In einem Wortgottesdienst werde „Christuspräsenz gefeiert, hier versammelt sich Kirche um den im Wort gegenwärtig geglaubten Christus“, so der Liturgiker. „Der Sonntag wird aus guten Gründen mit der Eucharistie verbunden. Das ist lange Tradition der Kirche. Aber die verschiedenen Rahmenordnungen zu eigenständigen Wortgottesfeiern, die es mittlerweile in Deutschland gibt, oder das, was sich in der Weltkirche beobachten lässt, zeigt, dass die Praxis und die Gewohnheit längst anders sind oder sich gerade verändern.“

Kranemann äußerte sich auch zur Kommunionausteilung in Wortgottesdiensten und verwies auf die Diasporasituation in der einstigen DDR. Dort sei es üblich gewesen, „dass Stationsgottesdienstleiter an einer Eucharistiefeier in einer Gemeinde teilgenommen haben und dann zu einer sogenannten Außenstation, also einer Kapelle oder einer Kirche, gefahren sind, dort Wortgottesdienst gefeiert und die Eucharistie ausgeteilt haben“.

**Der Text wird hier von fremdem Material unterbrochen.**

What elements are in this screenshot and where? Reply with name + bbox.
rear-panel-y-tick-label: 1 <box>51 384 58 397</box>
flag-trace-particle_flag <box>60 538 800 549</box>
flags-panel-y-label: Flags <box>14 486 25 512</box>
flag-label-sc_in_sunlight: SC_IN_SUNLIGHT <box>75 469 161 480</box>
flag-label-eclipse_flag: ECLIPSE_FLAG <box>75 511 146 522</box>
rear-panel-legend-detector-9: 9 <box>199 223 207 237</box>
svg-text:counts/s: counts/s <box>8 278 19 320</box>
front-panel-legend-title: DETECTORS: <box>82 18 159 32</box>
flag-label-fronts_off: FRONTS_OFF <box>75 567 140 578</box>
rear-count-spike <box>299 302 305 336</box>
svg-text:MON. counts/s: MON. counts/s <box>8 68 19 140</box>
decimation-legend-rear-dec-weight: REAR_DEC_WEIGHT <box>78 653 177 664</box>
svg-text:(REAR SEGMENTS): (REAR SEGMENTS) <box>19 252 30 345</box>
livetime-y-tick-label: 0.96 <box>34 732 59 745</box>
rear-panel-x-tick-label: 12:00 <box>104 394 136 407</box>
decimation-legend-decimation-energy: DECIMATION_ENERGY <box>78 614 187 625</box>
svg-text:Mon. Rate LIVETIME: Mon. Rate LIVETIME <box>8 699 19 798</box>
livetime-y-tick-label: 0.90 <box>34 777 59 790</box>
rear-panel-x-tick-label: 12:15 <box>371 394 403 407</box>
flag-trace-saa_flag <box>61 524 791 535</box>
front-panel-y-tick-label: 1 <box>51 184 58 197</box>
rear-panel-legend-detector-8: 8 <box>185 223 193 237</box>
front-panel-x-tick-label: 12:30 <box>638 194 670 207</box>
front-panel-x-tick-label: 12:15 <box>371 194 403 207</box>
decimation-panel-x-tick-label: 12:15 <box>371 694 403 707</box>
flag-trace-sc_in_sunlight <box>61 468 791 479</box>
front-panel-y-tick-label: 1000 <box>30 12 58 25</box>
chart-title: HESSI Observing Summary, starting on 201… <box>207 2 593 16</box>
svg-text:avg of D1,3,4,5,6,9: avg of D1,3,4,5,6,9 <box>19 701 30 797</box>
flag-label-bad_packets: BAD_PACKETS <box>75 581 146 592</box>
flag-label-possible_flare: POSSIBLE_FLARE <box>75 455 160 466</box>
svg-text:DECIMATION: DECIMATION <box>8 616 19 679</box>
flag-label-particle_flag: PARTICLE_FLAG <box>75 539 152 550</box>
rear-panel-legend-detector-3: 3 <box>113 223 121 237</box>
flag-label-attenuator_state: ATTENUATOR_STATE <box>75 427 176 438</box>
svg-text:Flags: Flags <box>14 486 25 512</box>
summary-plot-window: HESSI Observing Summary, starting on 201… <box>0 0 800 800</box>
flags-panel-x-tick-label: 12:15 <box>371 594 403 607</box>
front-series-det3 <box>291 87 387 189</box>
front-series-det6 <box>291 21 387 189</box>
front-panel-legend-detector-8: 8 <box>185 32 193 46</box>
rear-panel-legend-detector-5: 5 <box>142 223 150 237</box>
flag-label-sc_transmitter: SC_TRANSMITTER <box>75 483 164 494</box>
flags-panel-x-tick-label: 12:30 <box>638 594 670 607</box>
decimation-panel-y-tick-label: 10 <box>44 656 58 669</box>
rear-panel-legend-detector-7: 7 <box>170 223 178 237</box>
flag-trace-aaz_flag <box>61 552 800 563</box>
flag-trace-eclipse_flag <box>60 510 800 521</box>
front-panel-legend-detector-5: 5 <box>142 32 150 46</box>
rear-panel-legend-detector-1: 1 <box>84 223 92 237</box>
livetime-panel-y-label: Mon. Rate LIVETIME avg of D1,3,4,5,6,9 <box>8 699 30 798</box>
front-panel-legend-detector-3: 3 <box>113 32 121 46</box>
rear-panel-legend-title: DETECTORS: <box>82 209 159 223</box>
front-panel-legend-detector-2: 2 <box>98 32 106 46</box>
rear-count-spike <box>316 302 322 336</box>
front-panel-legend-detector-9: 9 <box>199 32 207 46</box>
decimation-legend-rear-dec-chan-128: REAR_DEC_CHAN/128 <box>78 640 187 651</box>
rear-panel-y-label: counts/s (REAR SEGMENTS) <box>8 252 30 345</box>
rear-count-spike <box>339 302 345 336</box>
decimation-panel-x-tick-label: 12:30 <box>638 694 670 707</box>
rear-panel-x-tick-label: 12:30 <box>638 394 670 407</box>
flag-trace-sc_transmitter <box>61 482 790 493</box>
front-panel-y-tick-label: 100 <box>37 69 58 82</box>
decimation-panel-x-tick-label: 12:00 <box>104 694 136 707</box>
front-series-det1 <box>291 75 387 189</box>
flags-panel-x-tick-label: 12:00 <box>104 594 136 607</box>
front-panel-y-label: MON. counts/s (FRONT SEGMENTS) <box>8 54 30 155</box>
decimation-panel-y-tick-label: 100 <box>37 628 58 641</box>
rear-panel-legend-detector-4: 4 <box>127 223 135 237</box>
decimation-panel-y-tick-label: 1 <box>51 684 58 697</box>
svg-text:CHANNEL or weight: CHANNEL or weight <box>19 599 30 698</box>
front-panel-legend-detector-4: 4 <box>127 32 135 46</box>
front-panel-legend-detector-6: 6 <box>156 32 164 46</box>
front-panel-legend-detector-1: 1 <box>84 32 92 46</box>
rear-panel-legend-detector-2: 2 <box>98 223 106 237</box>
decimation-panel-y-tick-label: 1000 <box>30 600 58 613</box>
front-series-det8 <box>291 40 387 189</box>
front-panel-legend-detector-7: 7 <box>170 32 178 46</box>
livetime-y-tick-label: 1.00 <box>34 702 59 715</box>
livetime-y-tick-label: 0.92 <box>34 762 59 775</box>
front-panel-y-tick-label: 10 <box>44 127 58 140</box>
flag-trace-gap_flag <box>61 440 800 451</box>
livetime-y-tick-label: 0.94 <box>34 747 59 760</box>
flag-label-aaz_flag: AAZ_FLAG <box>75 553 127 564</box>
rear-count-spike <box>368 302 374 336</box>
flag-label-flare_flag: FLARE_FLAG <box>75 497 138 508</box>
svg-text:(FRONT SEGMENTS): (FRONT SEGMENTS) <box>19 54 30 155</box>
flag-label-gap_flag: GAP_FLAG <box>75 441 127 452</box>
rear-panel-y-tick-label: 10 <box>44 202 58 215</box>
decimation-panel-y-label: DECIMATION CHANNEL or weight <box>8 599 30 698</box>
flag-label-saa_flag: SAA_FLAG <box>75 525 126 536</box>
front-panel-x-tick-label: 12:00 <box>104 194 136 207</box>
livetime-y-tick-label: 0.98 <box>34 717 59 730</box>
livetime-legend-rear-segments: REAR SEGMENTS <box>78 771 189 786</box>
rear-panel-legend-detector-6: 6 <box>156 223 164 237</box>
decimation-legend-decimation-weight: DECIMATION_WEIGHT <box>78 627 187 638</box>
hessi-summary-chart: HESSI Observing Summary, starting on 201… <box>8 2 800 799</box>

Damit habe man zum Ausdruck bringen wollen: „Es gibt einen Zusammenhang zwischen der Außenstation dieser Gemeinde, die keine Eucharistiefeier begehen kann, mit der Gemeinde, die Eucharistie mit Hochgebet gefeiert hat; es wird keine Tabernakelkommunion ausgeteilt, sondern jene Kommunion, die direkt aus einer gefeierten Eucharistie kommt. Das spricht auf der Zeichenebene.“

In Deutschland gehen etwa 1,27 Millionen Menschen sonntags zur Messe, was einem Anteil von 6,2 Prozent aller Katholiken – mehr als 20 Millionen – entspricht. In den Bistümer sind insgesamt mehr als 11.000 Priester tätig, davon etwa 7.500 im aktiven Dienst. Das entspricht statistisch etwa 170 sonntäglichen Gottesdienstbesuchern pro aktiv tätigem Priester.